Suppose Frank breaks his leg and can't work for a month or two, or suppose his shop burns down. Suppose there's a flood in the lower part of the island, and in the rebuilding, the demand for tables triples. Joe won't have much of a problem ramping up to 10 or 11 tables a month to help take up the slack, even though buyers can only buy one of Joe's tables if they come up with the extra $100. With rebuilding, both makers can have waiting lists, or they could even (gasp) raise their prices to make up for the extra hours they work trying to meet demand (in some areas, such as Florida after a hurricane, raising prices after a disaster is an illegal practice called price gouging. On the other hand, without the incentive of higher price to pay truckers to bring in more product from out of state to meet demand, shortages will last longer, even though when people affected CAN find product to buy, it's still at the original "reasonable" price).

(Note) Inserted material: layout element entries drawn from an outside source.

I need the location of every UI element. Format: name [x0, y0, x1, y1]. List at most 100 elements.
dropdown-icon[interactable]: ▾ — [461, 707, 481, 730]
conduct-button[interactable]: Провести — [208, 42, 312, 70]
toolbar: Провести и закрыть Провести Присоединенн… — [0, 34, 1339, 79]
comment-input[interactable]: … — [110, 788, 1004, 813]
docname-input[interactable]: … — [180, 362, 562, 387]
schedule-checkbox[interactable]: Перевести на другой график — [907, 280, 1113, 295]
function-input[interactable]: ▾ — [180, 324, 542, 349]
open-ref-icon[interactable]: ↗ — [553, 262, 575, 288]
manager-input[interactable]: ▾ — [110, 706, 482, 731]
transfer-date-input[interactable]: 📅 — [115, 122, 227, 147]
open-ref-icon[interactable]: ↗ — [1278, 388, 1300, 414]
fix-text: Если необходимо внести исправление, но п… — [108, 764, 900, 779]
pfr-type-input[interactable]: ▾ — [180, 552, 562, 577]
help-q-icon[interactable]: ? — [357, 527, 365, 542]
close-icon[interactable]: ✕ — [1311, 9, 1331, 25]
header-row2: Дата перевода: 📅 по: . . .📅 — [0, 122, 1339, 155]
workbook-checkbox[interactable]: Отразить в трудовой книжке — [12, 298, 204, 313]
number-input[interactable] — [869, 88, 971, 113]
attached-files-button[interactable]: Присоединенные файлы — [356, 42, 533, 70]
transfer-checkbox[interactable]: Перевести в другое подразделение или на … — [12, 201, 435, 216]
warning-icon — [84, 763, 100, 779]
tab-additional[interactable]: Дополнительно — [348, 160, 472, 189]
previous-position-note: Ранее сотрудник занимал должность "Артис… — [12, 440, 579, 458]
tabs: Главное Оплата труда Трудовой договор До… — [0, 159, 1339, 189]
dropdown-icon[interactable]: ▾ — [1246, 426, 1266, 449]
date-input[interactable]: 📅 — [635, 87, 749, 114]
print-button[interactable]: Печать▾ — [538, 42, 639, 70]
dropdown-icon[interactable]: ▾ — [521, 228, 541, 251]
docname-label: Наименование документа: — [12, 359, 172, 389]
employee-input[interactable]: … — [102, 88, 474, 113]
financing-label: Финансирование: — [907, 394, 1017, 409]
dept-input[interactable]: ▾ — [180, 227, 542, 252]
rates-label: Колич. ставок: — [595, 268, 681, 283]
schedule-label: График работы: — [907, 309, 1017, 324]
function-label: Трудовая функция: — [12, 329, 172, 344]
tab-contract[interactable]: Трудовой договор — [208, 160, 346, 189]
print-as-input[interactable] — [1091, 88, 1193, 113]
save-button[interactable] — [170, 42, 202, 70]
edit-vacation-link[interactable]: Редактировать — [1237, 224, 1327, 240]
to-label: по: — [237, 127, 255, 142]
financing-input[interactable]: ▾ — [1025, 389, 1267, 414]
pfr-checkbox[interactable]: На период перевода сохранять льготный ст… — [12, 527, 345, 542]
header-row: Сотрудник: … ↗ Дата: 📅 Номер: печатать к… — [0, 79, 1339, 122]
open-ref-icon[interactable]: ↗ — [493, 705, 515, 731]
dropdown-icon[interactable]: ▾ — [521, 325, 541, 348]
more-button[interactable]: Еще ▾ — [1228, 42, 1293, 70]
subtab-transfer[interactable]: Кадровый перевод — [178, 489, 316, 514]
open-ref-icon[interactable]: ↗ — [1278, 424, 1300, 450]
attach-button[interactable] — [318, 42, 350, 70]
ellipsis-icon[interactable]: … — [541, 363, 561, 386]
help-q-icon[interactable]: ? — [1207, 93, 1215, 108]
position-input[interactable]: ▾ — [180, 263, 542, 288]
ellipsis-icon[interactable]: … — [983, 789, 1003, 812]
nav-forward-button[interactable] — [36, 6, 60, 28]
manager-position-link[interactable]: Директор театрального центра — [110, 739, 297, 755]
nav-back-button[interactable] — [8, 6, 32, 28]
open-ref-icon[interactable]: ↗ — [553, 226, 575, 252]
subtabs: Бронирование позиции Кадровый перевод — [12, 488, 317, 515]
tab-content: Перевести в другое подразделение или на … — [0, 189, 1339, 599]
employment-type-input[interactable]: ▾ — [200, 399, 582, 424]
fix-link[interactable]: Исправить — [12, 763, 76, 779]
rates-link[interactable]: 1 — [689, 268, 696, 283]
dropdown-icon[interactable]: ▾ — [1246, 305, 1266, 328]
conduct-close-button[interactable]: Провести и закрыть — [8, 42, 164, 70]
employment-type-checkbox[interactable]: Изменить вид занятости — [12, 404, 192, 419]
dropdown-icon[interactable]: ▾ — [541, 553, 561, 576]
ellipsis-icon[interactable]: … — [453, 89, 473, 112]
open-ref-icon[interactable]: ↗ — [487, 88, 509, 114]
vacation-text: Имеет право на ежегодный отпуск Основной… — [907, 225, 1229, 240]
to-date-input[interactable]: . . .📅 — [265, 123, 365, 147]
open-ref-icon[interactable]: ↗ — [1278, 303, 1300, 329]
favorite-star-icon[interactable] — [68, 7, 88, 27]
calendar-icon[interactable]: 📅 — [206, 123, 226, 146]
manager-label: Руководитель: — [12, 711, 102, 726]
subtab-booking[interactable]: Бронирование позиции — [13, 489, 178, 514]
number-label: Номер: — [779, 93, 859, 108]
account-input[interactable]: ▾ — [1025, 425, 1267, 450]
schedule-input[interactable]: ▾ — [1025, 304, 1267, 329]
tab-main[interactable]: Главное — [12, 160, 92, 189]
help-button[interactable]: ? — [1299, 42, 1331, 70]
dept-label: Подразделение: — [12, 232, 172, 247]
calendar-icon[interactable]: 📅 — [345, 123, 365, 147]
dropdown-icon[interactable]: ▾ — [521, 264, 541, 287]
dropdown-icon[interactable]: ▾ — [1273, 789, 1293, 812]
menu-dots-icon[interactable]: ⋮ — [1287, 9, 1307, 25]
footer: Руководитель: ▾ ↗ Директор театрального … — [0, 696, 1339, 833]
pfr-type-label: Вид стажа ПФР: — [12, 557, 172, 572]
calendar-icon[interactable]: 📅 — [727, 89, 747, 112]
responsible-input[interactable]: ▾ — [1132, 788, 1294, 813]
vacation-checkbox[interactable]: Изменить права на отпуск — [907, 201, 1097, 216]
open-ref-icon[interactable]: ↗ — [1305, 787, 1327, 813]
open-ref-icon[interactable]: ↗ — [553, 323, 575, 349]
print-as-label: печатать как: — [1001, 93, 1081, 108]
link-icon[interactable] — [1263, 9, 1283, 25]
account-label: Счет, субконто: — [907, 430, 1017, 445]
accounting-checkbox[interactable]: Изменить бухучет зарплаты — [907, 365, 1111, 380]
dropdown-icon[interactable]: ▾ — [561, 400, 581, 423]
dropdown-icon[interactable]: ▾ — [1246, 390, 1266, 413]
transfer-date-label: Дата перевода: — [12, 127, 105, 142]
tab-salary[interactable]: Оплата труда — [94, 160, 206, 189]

It seems I'm finding this to be the main difference between socialism and capitalism:

In socialism, prices of products and labor are considered static - you work this many hours, you get paid that much, the product sells for this price, and that's all she wrote. You get paid "the value" of your work.

In capitalism, the price (and how much work people are willing to do) varies with demand - an increasing demand may cause higher prices at first, but if demand holds up, a maker could build a bigger and more efficient shop to meet it, and (if there's other shops doing the same thing) may even lower prices to below the original price. The value of your work may be very fluid - it's whatever people are willing to pay for the product you make at the time.
I guess one argument is that the "identical" tables should all be manufactured in only one factory for highest efficiency and best value. If the people owned that factory they could get the tables without a profit margin for even lower cost. What could possibly be wrong with that?  ;D ;D
I'm reminded of a flood a few years (a decade or more?) back, in some small country, I forget which. It was of course bad for the country, but one big industry they had was hard disk drive manufacturing. Just about every drive maker had their plant there (I think there was some climate reason for that, such as being dry and arid, a good climate for making drives), and so hard drive prices went UP substantially for the first time in history, until the plants got back online. I haven't heard, but I wonder if hard drive manufacturing is now more spread out around the world because of that incident.